KUR'ÂN'A YAKLAŞIMDA İSLÂH AKIMI: MODERNİZM (18) PDF 
Cumartesi, 13 Nisan 2024 00:00

KUR'ÂN'A YAKLAŞIMDA İSLÂH AKIMI: MODERNİZM (18)

 (...dünden devam)

Kuşkusuz İmâm-ı Şâfi‘î’nin bu istinbatına saygımız vardır. Fakat âyetin böyle bir anlam taşıdığı kanısında deği­liz. Du‘â ve sadakanın sevâbı ölüye ulaştığına göre, Kur’ân okumanın sevâbının da ulaşmayacağını söylemek çelişki olur. Çünkü Kur’ân’da du‘â âyetleri vardır. Kur’ân okunduğu zaman kalbi inşirah duyan insan, du‘â eder, yüce Allah da onun du‘âsını kabul buyurur. Bu arada ölmüş kardeşinin ruhunu anar, bu sevaptan onun da yararlandırılma­sını dilerse ölenin ruhu bundan mutlu olur. Bu konuda delîller vardır. Çünkü bu bir anıştır. Anılan ruh sevinir, yararlanır. Bundan dolayı yüce Allah Nûh’un, İbrâhîm’in ve diğer peygamberlerin, âlemler tarafından hayır ve esenlikle anıldıklarını bildirmektedir. “Âlemler içinde Nûh’a selâm olsun, İbrâhîm’e selâm olsun. İşte biz güzel davrananları böyle ödüllendiririz” (Sâffât: 56/79, 109-110) buyurmaktadır.
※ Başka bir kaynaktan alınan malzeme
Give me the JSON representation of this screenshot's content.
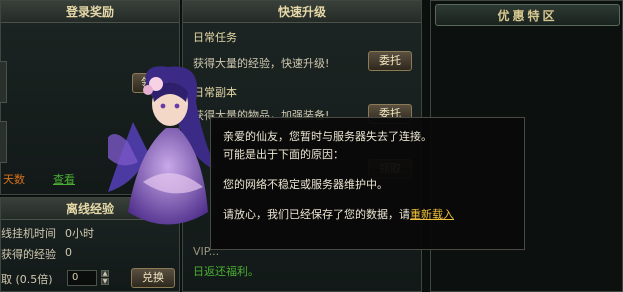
{
  "login_reward": {
    "title": "登录奖励",
    "claim_button": "领取",
    "days_label": "天数",
    "view_link": "查看"
  },
  "offline_exp": {
    "title": "离线经验",
    "hang_time_label": "线挂机时间",
    "hang_time_value": "0小时",
    "gained_exp_label": "获得的经验",
    "gained_exp_value": "0",
    "multiplier_label": "取 (0.5倍)",
    "multiplier_value": "0",
    "exchange_button": "兑换"
  },
  "quick_level": {
    "title": "快速升级",
    "daily_task_title": "日常任务",
    "daily_task_desc": "获得大量的经验，快速升级!",
    "daily_task_button": "委托",
    "daily_dungeon_title": "日常副本",
    "daily_dungeon_desc": "获得大量的物品，加强装备!",
    "daily_dungeon_button": "委托",
    "third_button": "领取",
    "vip_text": "VIP...",
    "vip_link": "日返还福利。"
  },
  "special_offer": {
    "title": "优惠特区"
  },
  "dialog": {
    "line1": "亲爱的仙友，您暂时与服务器失去了连接。",
    "line2": "可能是出于下面的原因：",
    "line3": "您的网络不稳定或服务器维护中。",
    "line4_prefix": "请放心，我们已经保存了您的数据，请",
    "reload_link": "重新载入"
  },
  "colors": {
    "gold": "#e6d9a8",
    "green": "#4caf34",
    "orange": "#d8721a",
    "link": "#f2c23a"
  }
}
Böyle esenlik ve hayır ile yâdetmenin, ölünün ruhuna hiçbir yararı olmasa, Allah onların esenlik ile anılmalarını, imrendirici bir biçimde anlatmaz. Demek ki hayır ile yâdetmenin, ölünün ruhuna yararı vardır. Kur’ân okuduk­tan sonra ölünün ruhunu zikretmek, bunun sevâbından onun da yararlanmasını dilemek elbette bir anmadır. Anmala­rın da en güzelidir. İnşâallah bundan, onun ruhu yararlanır. İslâm ümmeti de bu konuda oybirliğine varmış durumdadır.

Ancak Kur’ân’ı bir mezarlık kitâbı haline getirmek, onun ticâretini yapmağa kalkmak, mezarlıklarda okuyucu tutup birkaç liraya Kur’ân okutmak gibi şeyler, yasaklanması gereken bid‘âtlerdendir. Din, para ile satıla­cak veya satın alınacak bir şey değildir. İbâdet ve sevâbı para ile satılmaz. Allah Peygamberine şöyle demesini emret­miştir: “Ben bu Kur’ân karşısında sizden bir ücret istemiyorum. Benim ücretim, âlemlerin Rabbi Allah tarafın­dan verilecektir.” (Şu‘arâ: 47/109, 127, 164, 180)

Bundan dolayı ölüye para ile Kur’ân okumayı meslek haline getirmek veya bunu meslek edinenleri para ile tutup Kur’ân okutmak câiz değildir. Herkes bildiğini okur. Biliyorsa geçmişlerine Kur’ân okur, bilmi­yorsa du‘â eder. Zaten insanın isteyerek, duyarak içinden yaptığı du‘âlar ve okuyuşlar etkilidir. Yoksa sırf para almak için Kur’ân okuyanın, bu eyleminden bir sevap umulmaz. Bilmeyen kişi, Fâtiha’yı okur. Du‘âların en gü­zeli Fâtiha’dır. Dinin şerefine züll getirecek, onu küçük düşürecek hareketlerden, bid‘âtlerden kaçınmak gerekir. Âkif ne güzel söylemiş:

Ya açar da bakarız Nazm-ı Celil’in yaprağına,

Yahut üfler geçeriz bir ölünün toprağına

İnmemiştir hele Kur’ân, bunu hakkıyla bilin;

Ne mezarlıkta okunmak ne de fal bakmak için!